Consuming dairy products significantly boosts the risk of Parkinson’s disease in men, concludes a study published in the American Journal of Epidemiology. A study surveying the dietary habits of 57,689 men found that those who consumed the most dairy products showed a 60 percent increase in the risk of Parkinson’s disease, a degenerative nervous system disorder that affects motor skills and speech.
Processed milk accounted for most of the dairy consumed by study subjects. “Processed” means the milk is pasteurized and homogenized rather than being consumed in its raw, natural state. These manufacturing processes impact the molecular structure of milk and may help explain why milk products have been found to promote Parkinson’s disease.
The pasteurization of milk kills harmful microorganisms that may be living in the milk, but it also “cooks” the milk and destroys many beneficial microorganisms that enhance digestive health. Homogenization is a process that splits fat molecules into tiny pieces, allowing the fat to stay in suspension in the milk liquid and preventing separation of the fat. While it makes the milk appear more cosmetically acceptable to consumers, homogenization is an unnatural process and it is widely suspected to be the primary reason why processed milk products have been linked to heart disease and other cardiovascular problems.

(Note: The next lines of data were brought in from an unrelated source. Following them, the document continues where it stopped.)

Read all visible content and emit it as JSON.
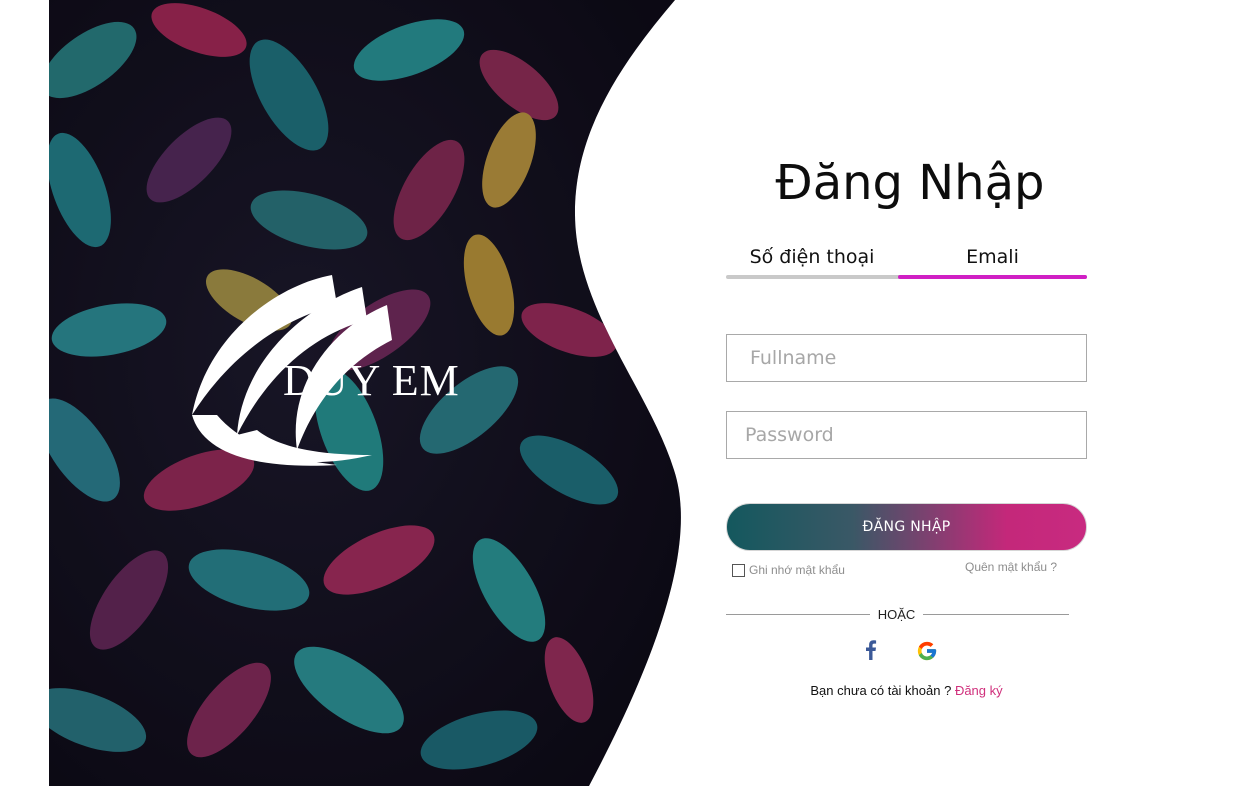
{
  "brand": {
    "logo_text": "DUY EM"
  },
  "login": {
    "title": "Đăng Nhập",
    "tabs": [
      {
        "label": "Số điện thoại",
        "active": false
      },
      {
        "label": "Emali",
        "active": true
      }
    ],
    "fullname_placeholder": "Fullname",
    "password_placeholder": "Password",
    "submit_label": "ĐĂNG NHẬP",
    "remember_label": "Ghi nhớ mật khẩu",
    "forgot_label": "Quên mật khẩu ?",
    "or_label": "HOẶC",
    "social": [
      {
        "icon": "facebook-icon"
      },
      {
        "icon": "google-icon"
      }
    ],
    "signup_prompt": "Bạn chưa có tài khoản ? ",
    "signup_link": "Đăng ký"
  },
  "colors": {
    "active_tab": "#d01fc4",
    "button_start": "#14585e",
    "button_end": "#c82a80",
    "link": "#d0307c",
    "facebook": "#3b5998"
  }
}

Raw, unprocessed milk is rapidly gaining popularity among health-conscious consumers. Many states are attempting to outlaw the sales of raw milk, saying it poses a health hazard to consumers with weak immune systems, but demand persists — especially among members of the raw foods community who use raw milk and active cultures to make their own kefir (fermented raw milk) at home. Kefir offers numerous health benefits and is a “living” food teeming with beneficial microorganisms.
Researchers are not yet sure why processed milk products increase the risk of Parkinson’s disease in men. No mechanism for the increase in the disease risk has been identified, and the fact that dairy products seem to increase the risk among men — but not women — remains a mystery. Epidemiologists do have theories on the link, however. Dr. Samuel Epstein, M.D., professor emeritus of Environmental and Occupational Medicine at the University of Illinois School of Public Health is also author of the book, “What’s In Your Milk?” — a recently-published expose of how industry has covered up the dangers of drinking milk from cows treated with genetically-engineered recombinant Bovine Growth Hormone (rBGH), a chemical that has been banned for use in dairy cows in many other countries.
Milk from rBGH-treated cows, according to Dr. Epstein, poses a significant health risk to humans and appears to be linked to breast, colon and prostate cancers.